Yes, health care is expensive; covering people with subsidies and free coverage is expensive; costs are still going up. No, the 2006 Massachusetts law did not deal with costs; it was not intended to do so. It was an access law.
We are in a historic budget crisis. The state is cutting a lot of things — not just health care. Is Massachusetts K-12 education a failure because we have to cut $79 million this year? Is respite care a failure because it's getting cut by $9.6 million? Come on. That's crazy. (Almost as crazy as thinking of health care as a “luxury”.)
The law has some notable successes. First of all, 97% of Massachusetts residents have coverage, shielding them from financial catastrophe — though, as we've seen, certainly not from debt and crippling expense. From 2006 to 2008, say researchers, “access to care improved markedly.”
Believe it or not, the executive branch, legislature, and AG continue to work on the cost issue with some seriousness. In 2008 cost control legislation was passed, and there continues to be legislative ferment in cost control. The executive branch is indeed working on both the current financing, and in realigning incentives for quality of care, not quantity (“payment reform”). The Attorney General has a relatively new health care division, which deals with consumer issues and fraud.
So, good-faith criticisms should be acknowledged and taken to heart. Some markers of access and affordability have begun to backslide somewhat. That is indeed a great concern, and that's why health care reform is an ongoing project. It was not, was never, could never have been, the “make everything perfect for all time” law. The law was a way, a framework, for trying to make things better. It's not done.



Discuss
3 Comments . Comments are closed.BMG? Or the Herald?
Wow, Charley! I did a double take.
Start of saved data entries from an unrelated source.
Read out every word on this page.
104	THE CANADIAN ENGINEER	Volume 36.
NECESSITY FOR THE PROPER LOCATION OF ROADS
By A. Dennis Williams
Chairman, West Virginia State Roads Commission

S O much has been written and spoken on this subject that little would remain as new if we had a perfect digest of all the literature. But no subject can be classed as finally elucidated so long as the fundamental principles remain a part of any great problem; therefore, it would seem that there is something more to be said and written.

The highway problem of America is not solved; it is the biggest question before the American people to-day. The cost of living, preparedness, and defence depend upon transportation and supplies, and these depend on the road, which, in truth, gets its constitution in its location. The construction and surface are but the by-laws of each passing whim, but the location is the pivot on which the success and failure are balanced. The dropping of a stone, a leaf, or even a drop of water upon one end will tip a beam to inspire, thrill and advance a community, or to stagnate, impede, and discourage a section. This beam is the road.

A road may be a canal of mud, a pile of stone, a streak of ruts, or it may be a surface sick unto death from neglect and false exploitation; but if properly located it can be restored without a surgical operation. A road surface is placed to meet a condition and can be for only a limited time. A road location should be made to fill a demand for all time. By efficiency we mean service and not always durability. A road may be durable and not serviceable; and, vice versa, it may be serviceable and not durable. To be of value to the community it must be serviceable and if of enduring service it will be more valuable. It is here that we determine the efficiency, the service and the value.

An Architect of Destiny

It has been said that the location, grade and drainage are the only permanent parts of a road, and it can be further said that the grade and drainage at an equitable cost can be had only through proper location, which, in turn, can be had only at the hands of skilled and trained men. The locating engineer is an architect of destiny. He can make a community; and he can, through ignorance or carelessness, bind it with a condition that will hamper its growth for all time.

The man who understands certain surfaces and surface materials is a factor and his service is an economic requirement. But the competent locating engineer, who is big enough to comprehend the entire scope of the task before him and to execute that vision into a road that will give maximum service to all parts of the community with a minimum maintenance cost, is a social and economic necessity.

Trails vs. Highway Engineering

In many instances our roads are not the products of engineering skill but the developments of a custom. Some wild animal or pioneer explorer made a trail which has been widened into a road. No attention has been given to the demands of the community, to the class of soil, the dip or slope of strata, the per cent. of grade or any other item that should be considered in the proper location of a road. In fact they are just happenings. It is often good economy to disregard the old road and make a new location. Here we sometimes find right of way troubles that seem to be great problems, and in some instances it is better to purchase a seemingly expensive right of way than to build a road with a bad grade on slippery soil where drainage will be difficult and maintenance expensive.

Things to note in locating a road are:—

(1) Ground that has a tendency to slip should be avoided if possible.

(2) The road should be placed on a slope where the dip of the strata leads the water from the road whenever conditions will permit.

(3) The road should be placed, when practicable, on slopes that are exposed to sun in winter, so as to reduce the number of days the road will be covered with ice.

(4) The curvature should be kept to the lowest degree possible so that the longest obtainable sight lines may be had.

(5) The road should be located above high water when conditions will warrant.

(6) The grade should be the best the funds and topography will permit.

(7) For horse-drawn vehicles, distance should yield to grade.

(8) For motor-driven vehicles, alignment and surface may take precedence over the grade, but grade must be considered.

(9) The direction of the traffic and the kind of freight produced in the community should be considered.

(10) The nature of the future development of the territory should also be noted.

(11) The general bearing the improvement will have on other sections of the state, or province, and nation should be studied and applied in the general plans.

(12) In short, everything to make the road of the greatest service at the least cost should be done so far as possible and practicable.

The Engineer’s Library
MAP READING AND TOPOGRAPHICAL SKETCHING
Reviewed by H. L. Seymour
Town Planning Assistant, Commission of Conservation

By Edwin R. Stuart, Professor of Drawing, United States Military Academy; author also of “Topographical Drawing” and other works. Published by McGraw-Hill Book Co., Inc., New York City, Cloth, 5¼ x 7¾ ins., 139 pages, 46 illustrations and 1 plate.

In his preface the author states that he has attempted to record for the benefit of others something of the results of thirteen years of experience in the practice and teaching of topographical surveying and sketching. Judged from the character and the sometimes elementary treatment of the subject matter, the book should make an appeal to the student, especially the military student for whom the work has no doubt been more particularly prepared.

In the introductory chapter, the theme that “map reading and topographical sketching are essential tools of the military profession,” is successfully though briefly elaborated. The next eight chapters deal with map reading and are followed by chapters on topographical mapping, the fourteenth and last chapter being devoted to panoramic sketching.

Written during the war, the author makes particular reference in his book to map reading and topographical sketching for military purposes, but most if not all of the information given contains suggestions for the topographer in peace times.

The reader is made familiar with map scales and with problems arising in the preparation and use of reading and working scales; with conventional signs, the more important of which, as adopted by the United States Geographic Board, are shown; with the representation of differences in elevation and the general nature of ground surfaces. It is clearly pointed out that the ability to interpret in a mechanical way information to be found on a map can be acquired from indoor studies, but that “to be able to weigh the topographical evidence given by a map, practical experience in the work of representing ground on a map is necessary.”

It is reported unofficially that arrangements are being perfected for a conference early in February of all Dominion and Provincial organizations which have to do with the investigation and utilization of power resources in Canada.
Your post today sounds like the Herald's editorial yesterday:
Best of a bad situation
I agree
that the Massachusetts mandate for health insurance has it's flaws, but I do feel a sense of comfort knowing that should I lose the benefits I now have, there is an option to obtain coverage.
Although I'm not certain, I believe if you have such illnesses as diabetes, history of heart attack, or perhaps even high blood pressure or heart disease, you can pretty much forget about trying to get insurance in the marketplace.
At least with the Massachusetts mandate, you will be able to get insurance if you lose a job that offers benefits and have to take one that doesn't. To me, that is the greatest gift the State of Massachusetts could give us.
My hope for U.S. Healthcare reform is that we will have something similar to what Massachusetts offers. It would be great to have a public option too. Having the government run a healthcare option would set an example of what health insurance should be (I would hope, Oh God, did I say that!).
I think the days of for profit hospitals and insurance companies should be over. They should not be traded on the stock market, and their main goal should not be profits. It should be providing health services to the people of the country, and staying solvent, that's it.
How to pay for it....the hardest question of all. Not on the backs of the middle class, that's for sure. Hopefully, without a need for profit, the premiums alone could cover the costs. Isn't that the way it was suppose to work.
Pre-existing conditions
I believe (but am not 100% sure) that MA law prevented insurance companies from declining coverage based on "pre-existing conditions" long before the current health care law went into effect. Just FYI.